The aim of managing swallowing is to encourage a safe swallow and ensure that the patient receives adequate nutrition23 and is able to take their medication. From a nutrition point of view there are two basic approaches: One is to modify the diet in terms of the consistency of food taken24 and the other is to modify the swallowing physiology or swallowing manoeuvres.25 Where it is not possible to swallow safely or it is not possible to ensure someone’s nutritional needs are met, enteral feeding needs to be considered. In the acute phase nasogastric feeding is the route of choice, and where necessary a nasal loop or bridle is used to keep the tube in place.26 Longer term, depending on patient choice and acceptability, a gastrostomy may be put in place, either endoscopically or radiologically.27 Some, usually younger patients, may prefer to repeatedly pass a nasogastric tube. There is at the present time a lot of hope and expectation around the management of swallowing disorders, particularly in those with neurological disease and presbyphagia.

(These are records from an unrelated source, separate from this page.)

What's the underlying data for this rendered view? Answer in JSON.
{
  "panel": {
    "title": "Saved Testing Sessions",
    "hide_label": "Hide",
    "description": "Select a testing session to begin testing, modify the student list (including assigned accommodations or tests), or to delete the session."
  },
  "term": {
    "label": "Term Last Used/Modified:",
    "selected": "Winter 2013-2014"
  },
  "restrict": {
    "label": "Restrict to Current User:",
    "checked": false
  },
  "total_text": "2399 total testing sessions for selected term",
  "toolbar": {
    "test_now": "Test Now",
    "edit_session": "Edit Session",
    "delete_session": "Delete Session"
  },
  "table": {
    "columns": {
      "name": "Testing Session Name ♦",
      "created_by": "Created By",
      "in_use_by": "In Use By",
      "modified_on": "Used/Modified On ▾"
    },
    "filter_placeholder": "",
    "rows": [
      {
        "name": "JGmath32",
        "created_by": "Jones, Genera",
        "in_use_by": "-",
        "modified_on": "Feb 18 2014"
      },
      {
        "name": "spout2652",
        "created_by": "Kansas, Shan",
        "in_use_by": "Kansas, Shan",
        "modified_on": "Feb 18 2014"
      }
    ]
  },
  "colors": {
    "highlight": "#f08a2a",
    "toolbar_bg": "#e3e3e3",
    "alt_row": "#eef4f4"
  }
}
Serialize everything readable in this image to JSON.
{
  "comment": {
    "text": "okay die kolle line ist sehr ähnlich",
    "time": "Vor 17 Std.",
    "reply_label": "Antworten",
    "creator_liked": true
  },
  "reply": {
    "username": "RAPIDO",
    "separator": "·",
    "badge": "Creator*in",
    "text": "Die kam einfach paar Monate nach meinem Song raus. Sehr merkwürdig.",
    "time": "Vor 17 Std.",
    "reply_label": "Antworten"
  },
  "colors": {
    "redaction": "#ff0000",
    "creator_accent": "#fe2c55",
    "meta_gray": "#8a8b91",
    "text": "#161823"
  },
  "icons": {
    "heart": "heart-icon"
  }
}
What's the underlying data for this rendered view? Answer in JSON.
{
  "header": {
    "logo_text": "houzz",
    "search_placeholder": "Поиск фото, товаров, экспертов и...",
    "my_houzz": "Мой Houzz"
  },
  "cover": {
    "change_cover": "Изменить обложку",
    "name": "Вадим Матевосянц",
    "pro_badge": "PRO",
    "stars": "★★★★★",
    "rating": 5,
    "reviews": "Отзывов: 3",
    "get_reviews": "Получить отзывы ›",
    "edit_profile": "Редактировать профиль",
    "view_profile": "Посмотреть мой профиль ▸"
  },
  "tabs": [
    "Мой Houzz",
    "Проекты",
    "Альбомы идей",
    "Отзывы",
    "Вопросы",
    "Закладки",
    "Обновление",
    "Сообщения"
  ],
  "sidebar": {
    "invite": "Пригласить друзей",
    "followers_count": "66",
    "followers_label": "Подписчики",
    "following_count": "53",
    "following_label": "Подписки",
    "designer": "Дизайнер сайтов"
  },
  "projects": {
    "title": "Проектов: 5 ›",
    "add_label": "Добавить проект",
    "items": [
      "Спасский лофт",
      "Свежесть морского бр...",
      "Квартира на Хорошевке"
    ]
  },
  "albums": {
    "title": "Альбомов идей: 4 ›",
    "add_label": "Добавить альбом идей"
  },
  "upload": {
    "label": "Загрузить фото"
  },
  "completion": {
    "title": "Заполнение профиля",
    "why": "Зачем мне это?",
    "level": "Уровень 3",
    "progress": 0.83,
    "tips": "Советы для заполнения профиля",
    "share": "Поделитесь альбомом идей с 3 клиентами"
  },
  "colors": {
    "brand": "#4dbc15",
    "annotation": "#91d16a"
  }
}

In the case of brain injury, including stroke, there are opportunities for improvement using transcranial stimulation, pharyngeal stimulation and neuromuscular stimulation. Other approaches involve neuro feedback. Where there is reduced tongue strength, either due to brain injury, post-surgery or sarcopenia, muscle resistance training may be beneficial, not only in strengthening the tongue but also improving the swallow. Where laryngeal elevation is a problem, neuromuscular stimulation or muscle strengthening of the hyoid musculature (shaker exercise and chin tuck against resistance) offers hope.28,29


Living with dysphagia can prove to be problematical not only for the person with dysphagia but also family members. Dysphagia can lead to social isolation and embarrassment. Enterostomy feeding may take over ones life as feeding is often done over many hours, usually at night. Nasogastric feeding may affect body image. Enteral tubes are not without their complications.

Even where swallowing problems are not overt, such as in presbyphagia,5,6 dietary changes may have taken place subconsciously and people may not wish to attend events that involve eating.


Medication can pose a particular challenge in people who have an abnormal swallow. The pharmacist is key to assisting the patient and clinical staff to make the right decision. The first question is whether the medication is necessary. Is it making the swallow worse (dry mouth, confusion, reduced alertness), and if so how can it be administered? Some medications, such as statins, can dissolve, others may come as liquid or syrup formulations, and some are available as wafers, melts or skin applications.


Swallowing problems are common and may occur in non-neurological conditions. Swallowing problems are particularly prevalent in older people, and dysphagia should be recognised as a geriatric syndrome. It is important to identify this to ensure appropriate intervention and management is put into place.